L'arrangement habituel faisait donc que Fumitsuki et Lullus acceptaient des emplois alimentaires, pendant que j'écoulais des marchandises de valeur. J'étais un dieu, après tout. Avoir quelques objets de grande valeur sous la main n'avait rien d'étonnant. Et si je n'en avais pas, je pouvais toujours en trouver un dans le monde lui-même. Je vendais ces objets dans des pays où je n'avais que faire, je partais avant que qui que ce soit ne se méfie, puis j'échangeais l'argent ailleurs ou le dépensais là où il avait cours.

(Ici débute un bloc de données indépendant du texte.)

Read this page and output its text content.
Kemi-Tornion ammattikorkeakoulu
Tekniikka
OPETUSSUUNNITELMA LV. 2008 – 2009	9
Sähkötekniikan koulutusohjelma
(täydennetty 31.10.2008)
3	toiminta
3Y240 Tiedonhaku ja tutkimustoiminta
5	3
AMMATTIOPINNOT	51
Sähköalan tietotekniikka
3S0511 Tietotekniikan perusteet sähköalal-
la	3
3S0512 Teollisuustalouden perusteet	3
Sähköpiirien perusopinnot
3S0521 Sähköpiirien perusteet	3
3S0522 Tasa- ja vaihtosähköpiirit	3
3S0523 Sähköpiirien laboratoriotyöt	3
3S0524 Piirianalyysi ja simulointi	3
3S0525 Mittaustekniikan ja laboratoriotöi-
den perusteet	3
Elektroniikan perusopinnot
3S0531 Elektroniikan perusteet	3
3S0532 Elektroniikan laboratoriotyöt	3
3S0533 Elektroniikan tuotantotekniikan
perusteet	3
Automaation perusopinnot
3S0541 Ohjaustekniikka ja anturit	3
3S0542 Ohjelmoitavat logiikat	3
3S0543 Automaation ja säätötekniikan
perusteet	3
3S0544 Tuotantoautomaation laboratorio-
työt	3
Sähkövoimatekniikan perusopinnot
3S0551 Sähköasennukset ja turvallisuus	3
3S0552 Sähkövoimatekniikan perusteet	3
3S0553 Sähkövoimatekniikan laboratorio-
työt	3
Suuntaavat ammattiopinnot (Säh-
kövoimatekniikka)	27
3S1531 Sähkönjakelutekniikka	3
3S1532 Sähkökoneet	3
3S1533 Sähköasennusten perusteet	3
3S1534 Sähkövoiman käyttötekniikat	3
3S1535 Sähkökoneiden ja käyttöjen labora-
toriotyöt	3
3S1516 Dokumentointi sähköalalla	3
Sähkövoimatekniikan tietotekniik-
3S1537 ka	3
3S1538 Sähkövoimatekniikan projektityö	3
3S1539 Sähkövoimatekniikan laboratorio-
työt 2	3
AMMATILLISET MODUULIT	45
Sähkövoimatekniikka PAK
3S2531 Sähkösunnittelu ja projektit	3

Pourtant, c'étaient surtout Fumitsuki et Lullus qui trimaient dur. Dans ce monde aussi, mon état par défaut restait le sommeil. Elles travaillaient, gagnaient de l'argent, et utilisaient cet argent pour me traîner dehors. Je n'aurais pas contre l'idée de dormir toute la journée, mais Lullus insistait sur le fait que si je dormais trop et devenais incapable d'accomplir mon vrai travail, ça n'avait plus de sens, alors elle me réveillait et m'entraînait dehors.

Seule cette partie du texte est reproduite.